U.S. Air Force Maj. Gen. Christopher Bogdan, deputy leader of the F-35 program, noted in the course of his harsh September review of the project's status that the Autonomic Logistics Information System (ALIS)—which combines logistics, mission planning and many other functions, and without which the F-35 cannot be operated—had gone through a development pause and redesign because of “vulnerabilities” discovered in a security review.
The JSF program office will not talk about these vulnerabilities in detail, saying only that “the Department of Defense is fully aware of evolving cyberthreats and is taking specific action to counter them for all fielded systems.” However, ALIS (as Bogdan noted) includes a colossal amount of sensitive information, including details of the performance of stealth systems on each individual aircraft, mission plans and locations.
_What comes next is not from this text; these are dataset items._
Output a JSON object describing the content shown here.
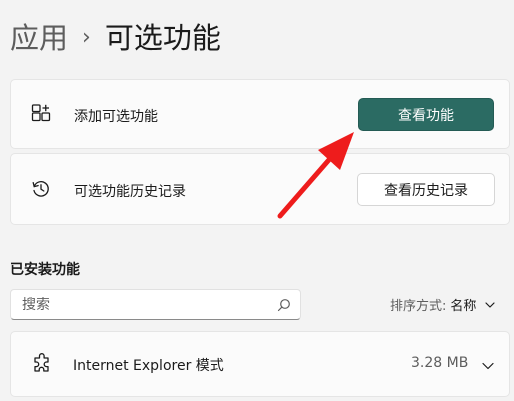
{
  "breadcrumb": {
    "parent": "应用",
    "separator": "›",
    "current": "可选功能"
  },
  "add_feature": {
    "icon": "add-apps-icon",
    "label": "添加可选功能",
    "button_label": "查看功能"
  },
  "history": {
    "icon": "history-icon",
    "label": "可选功能历史记录",
    "button_label": "查看历史记录"
  },
  "installed": {
    "title": "已安装功能",
    "search_placeholder": "搜索",
    "sort_label": "排序方式:",
    "sort_value": "名称",
    "items": [
      {
        "icon": "puzzle-piece-icon",
        "name": "Internet Explorer 模式",
        "size": "3.28 MB"
      }
    ]
  },
  "colors": {
    "primary_button": "#2b6b63",
    "annotation_arrow": "#ee1c1c"
  }
}
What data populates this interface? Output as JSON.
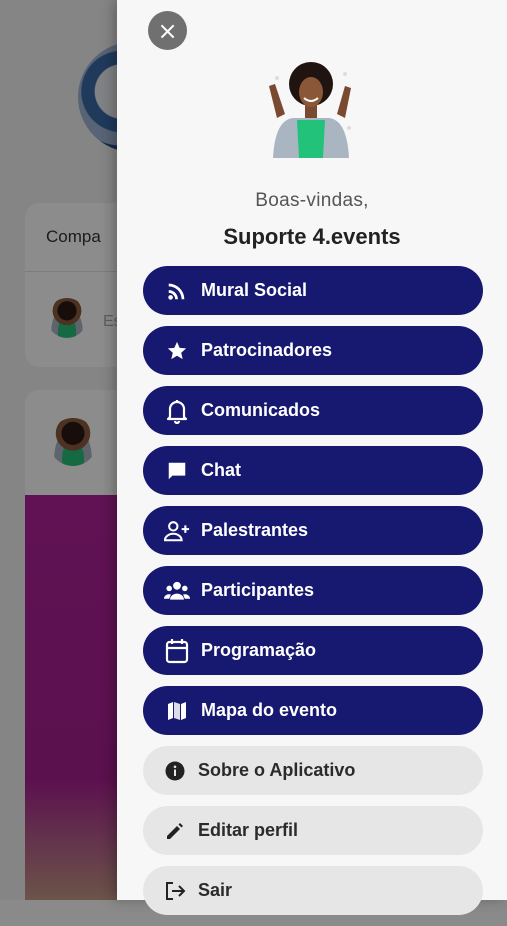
{
  "background": {
    "card_title": "Compa",
    "composer_placeholder": "Es"
  },
  "drawer": {
    "close_icon": "×",
    "welcome": "Boas-vindas,",
    "username": "Suporte 4.events",
    "menu": [
      {
        "label": "Mural Social",
        "icon": "rss-icon",
        "style": "primary"
      },
      {
        "label": "Patrocinadores",
        "icon": "star-icon",
        "style": "primary"
      },
      {
        "label": "Comunicados",
        "icon": "bell-icon",
        "style": "primary"
      },
      {
        "label": "Chat",
        "icon": "chat-icon",
        "style": "primary"
      },
      {
        "label": "Palestrantes",
        "icon": "user-plus-icon",
        "style": "primary"
      },
      {
        "label": "Participantes",
        "icon": "users-icon",
        "style": "primary"
      },
      {
        "label": "Programação",
        "icon": "calendar-icon",
        "style": "primary"
      },
      {
        "label": "Mapa do evento",
        "icon": "map-icon",
        "style": "primary"
      },
      {
        "label": "Sobre o Aplicativo",
        "icon": "info-icon",
        "style": "secondary"
      },
      {
        "label": "Editar perfil",
        "icon": "pencil-icon",
        "style": "secondary"
      },
      {
        "label": "Sair",
        "icon": "logout-icon",
        "style": "secondary"
      }
    ]
  },
  "colors": {
    "primary_button": "#16196f",
    "secondary_button": "#e6e6e6",
    "drawer_background": "#f7f7f7"
  }
}
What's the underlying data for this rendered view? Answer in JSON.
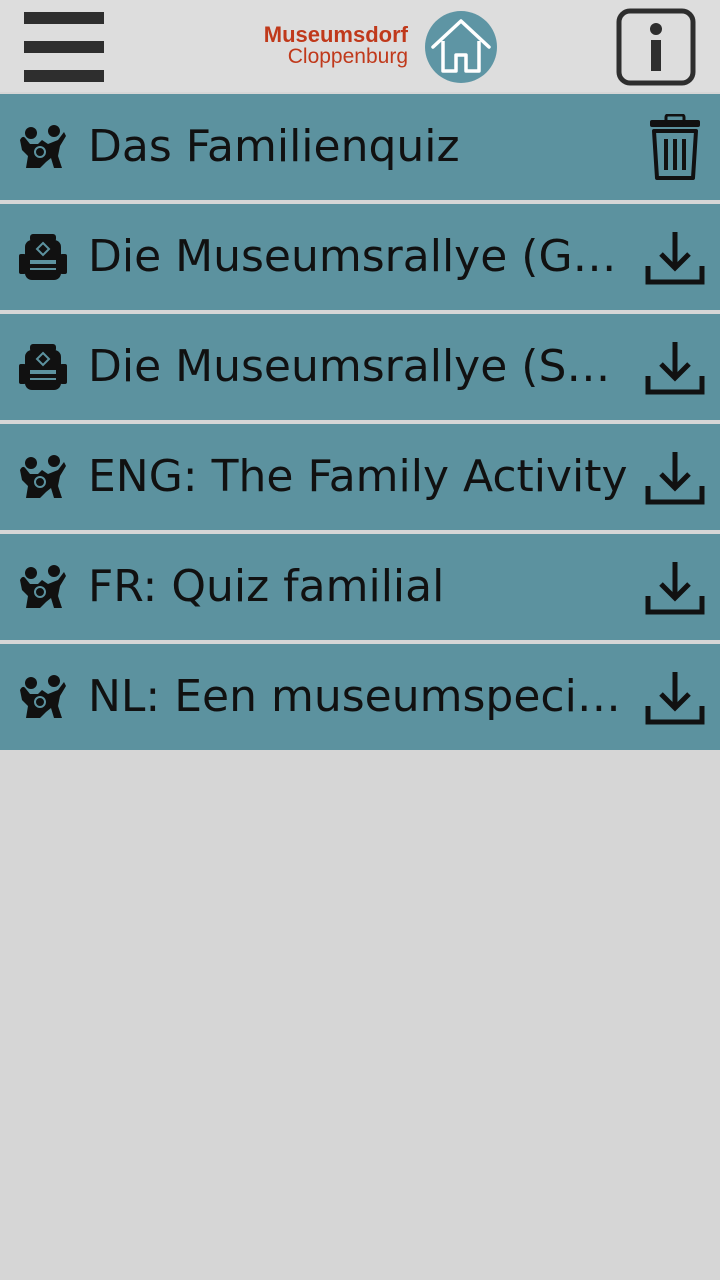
{
  "header": {
    "brand_line1": "Museumsdorf",
    "brand_line2": "Cloppenburg",
    "brand_color": "#c0391b",
    "menu_icon": "hamburger-menu-icon",
    "home_icon": "home-icon",
    "info_icon": "info-icon"
  },
  "list": {
    "items": [
      {
        "title": "Das Familienquiz",
        "type_icon": "family-icon",
        "action_icon": "trash-icon"
      },
      {
        "title": "Die Museumsrallye (Grundschule)",
        "type_icon": "backpack-icon",
        "action_icon": "download-icon"
      },
      {
        "title": "Die Museumsrallye (Sekundarstufe)",
        "type_icon": "backpack-icon",
        "action_icon": "download-icon"
      },
      {
        "title": "ENG: The Family Activity",
        "type_icon": "family-icon",
        "action_icon": "download-icon"
      },
      {
        "title": "FR: Quiz familial",
        "type_icon": "family-icon",
        "action_icon": "download-icon"
      },
      {
        "title": "NL: Een museumspeciaal",
        "type_icon": "family-icon",
        "action_icon": "download-icon"
      }
    ]
  },
  "colors": {
    "row_background": "#5c929f",
    "header_background": "#dddddd",
    "page_background": "#d6d6d6",
    "home_circle": "#5e95a4"
  }
}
It has important elements that operate over Wi-Fi links and that communicate over the public Internet, and it (ultimately) will have thousands of access points open to tens of thousands of users.
Those users, increasingly, are the focus of cyberdefense efforts. Passwords, remote-access controls, virus-hunting software and even powerful forensic tools like Elbit's Wise Intelligence Technology (WIT) (see page 46) can accomplish a great deal, but systems remain vulnerable to ever changing types of malware disguised as an attachment to an apparently innocent email.
The threat continues to evolve, notes Craig Jensen, a program manager with Dynamics Research Corp. (DRC) who directs security efforts on behalf of the Homeland Security Department and other agencies. The “attack surface,” he notes, is expanding ever faster with the number of mobile devices connected to the Internet, while new threats are emerging. “There is another group working on a diversified Wikileaks,” he says, that is less vulnerable to national actions against servers, and “in the last 60 days” a search engine called Shodan, which can look for unprotected devices, has emerged.
Jensen stresses the need to use the right tools against insider threats and malware. “Good quality logging” is important to detect inappropriate activities: Like many security people, Jensen believes quite simple tools would have stopped alleged Wikileaks source Bradley Manning, simply by observing an anomalous volume of downloaded data.